Sunday, July 14, 2013

Mako Mori Versus the Kaiju: Pacific Rim

Indeed, Pacific Rim is a very noisy movie in which very noisy super-sized mecha units called “Jaegers” battle very noisy super-sized alien monsters called “Kaiju” that rise up from another dimension through a crack in the Pacific Rim to eradicate humanity! That means humanity must go mano a mano with the big beasts in very noisy combat – not that these 2020-something humans don’t have fighter jets that could fly circles around the lumbering Kaiju and pierce them with multiple ballistic missiles. The whole movie could have been about how they invent different types of missiles to shred and decapitate and blow the monsters to smithereens.

But with the premise as it is, what we get is a very noisy but highly entertaining movie about huge Transformers-like machines driven by pairs of human pilots engaged in colossal, substantially rendered CGI combat reminiscent of the city-stomping battles between Godzilla and Mothra, Rodan, Ghidorah, Mechagodzilla, and many more. In fact, the variety of Godzilla's foes seems to inspire the variety of Kaiju that adds additional fun to the look of the film.

Pacific Rim is well made from beginning to end.

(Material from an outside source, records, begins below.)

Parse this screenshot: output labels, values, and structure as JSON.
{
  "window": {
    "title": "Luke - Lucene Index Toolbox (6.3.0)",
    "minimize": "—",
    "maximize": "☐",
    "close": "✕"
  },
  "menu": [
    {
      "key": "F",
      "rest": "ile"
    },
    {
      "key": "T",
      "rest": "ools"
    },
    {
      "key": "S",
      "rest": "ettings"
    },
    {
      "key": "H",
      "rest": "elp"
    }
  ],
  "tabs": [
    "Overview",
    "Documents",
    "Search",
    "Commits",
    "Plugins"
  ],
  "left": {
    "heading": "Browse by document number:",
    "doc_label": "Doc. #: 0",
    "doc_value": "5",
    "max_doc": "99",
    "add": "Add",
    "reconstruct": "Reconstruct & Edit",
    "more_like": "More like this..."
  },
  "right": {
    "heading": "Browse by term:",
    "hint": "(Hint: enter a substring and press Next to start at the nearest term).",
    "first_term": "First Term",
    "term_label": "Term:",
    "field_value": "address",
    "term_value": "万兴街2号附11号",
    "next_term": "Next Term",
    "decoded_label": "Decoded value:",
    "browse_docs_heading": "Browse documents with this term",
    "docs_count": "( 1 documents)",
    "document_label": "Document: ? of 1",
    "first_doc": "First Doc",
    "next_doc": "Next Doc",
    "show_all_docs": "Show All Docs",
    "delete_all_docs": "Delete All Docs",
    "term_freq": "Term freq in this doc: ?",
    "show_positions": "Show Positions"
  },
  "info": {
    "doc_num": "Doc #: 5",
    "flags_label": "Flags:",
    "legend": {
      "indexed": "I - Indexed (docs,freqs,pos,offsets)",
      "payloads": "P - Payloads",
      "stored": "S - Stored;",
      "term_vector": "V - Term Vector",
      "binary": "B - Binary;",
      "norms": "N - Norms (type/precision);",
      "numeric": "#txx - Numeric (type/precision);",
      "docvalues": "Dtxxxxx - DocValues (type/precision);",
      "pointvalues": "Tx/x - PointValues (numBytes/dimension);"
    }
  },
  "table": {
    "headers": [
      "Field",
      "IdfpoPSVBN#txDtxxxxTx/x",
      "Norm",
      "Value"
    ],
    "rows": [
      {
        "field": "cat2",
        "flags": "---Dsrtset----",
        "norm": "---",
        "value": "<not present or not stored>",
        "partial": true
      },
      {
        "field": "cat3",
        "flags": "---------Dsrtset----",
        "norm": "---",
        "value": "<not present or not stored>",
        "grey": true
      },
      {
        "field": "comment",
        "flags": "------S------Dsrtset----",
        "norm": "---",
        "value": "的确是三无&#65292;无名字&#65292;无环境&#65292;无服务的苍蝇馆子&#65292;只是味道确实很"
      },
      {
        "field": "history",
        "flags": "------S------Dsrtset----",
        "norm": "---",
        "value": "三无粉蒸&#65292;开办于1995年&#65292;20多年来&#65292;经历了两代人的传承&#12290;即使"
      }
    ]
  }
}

It gets started quickly with newscast history of the advent of the Kaiju and the history of the deployment of the Jaegers in the Kaiju Wars. It is full of dark CGI vistas of beleaguered cities all over the world. Charlie Hunnam is more than serviceable as hot-shot pilot Raleigh Becket. Idris Elba brings solid presence to the screen as Stacker Pentecost, the commander of the Jaeger unit, and Burn Gorman and Charlie Day take their portrayals of mad scientists comically over the top. I could have done without the silly bits involving Ron Perlman (my God, sci-fi groupies love him!) as a marketeer dealing in Kaiju organs and bones.

But the best thing about Pacific Rim is the character of Mako Mori, sensitively portrayed by Rinko Kikuchi (Babel). Like a kickass anime character, Mako Mori is cute but formidable. When we first meet Mako, she is the commander's mild-mannered assistant, standing in the rain with an umbrella, waiting for the arrival of the new pilot, Raleigh. Ultimately, she is chosen as Raleigh's partner. During a training session crisis she flashes back to an episode when she is a little girl (played poignantly by Mana Ashida), the sole survivor of a ruined city running from a gargantuan monster, and her remembered fear almost maker her blow up the command center by mistake. Later, Mako becomes a competent pilot and a fierce Kaiju fighter. But the best thing about her character development is the visually stunning flashback episode, the film's most memorable scene, in which the little girl in the red coat and red shoes runs for her life from the Kaiju, and little Mana Ashida is tremendous in the one-scene part, a scene that establishes a touching relationship between Mako and Pentecost.

The film's resolution might seem a little too easy considering how difficult it is for a Jaeger to take down a single monster in the beginning of the film, and it's all kind of predictable, but the world created by this film's memorable art direction, the gripping action, and the character of Mako Mori make this movie a summer eardrum-splitter you won't want to miss.


Steve's Blog said...

As someone who despises the Transformers movies, I can't express how apprehensive I was going into Pacific Rim, particularly after having to trudge through the unimpressive trailer before nearly every summer blockbuster thus far.

That said, your assessment of Del Toro's vision is spot on. Kikuchi's character is the heart and soul of the film and the action sequences are exciting, well-choreographed, and tensely rendered. There is a sense of love and affection in this film for monster movies and that love is contagious. The audience was also so into every line and scene, sincerely embracing the film, and thus enhancing the experience.

Hokahey said...

Steve - Good to hear from you! And glad you liked this movie - though I thought you would, chiefly because of Kikuchi's portrayal.

I have to say that the little Japanese I learned from my ESL students helped me catch that Mako says "I love you" in Japanese to Pentecost just before he dies.

Again, I'm glad you dragged yourself to this movie. The opening sequence includes the stereotypical scene in which all the mechanical pieces of the mecha are clanking and clattering into place and I thought, uh, oh! But, very quickly, there was so much more to the movie then the mechanical stuff.

By the way, I'm leaving L.A. on Tuesday - and will be back on the Cape till mid-August.

Viewster said...

I refused to watch it for a long time, expecting nothing but a sequence of special effects. My friends insisted on it, so I finally gave in, and really enjoyed it. The scenes from the training session, the flashback of memories and the concept of the DRIFT itself were great, and so different from anything I've seen before!It was such a pleasant surprise, and being surprised by the film isn't what I experience often, so it was a delight!

Hokahey said...

Thanks for the comment, Viewster. I expected the same noise and CGI from this one, but it was a pleasant surprise.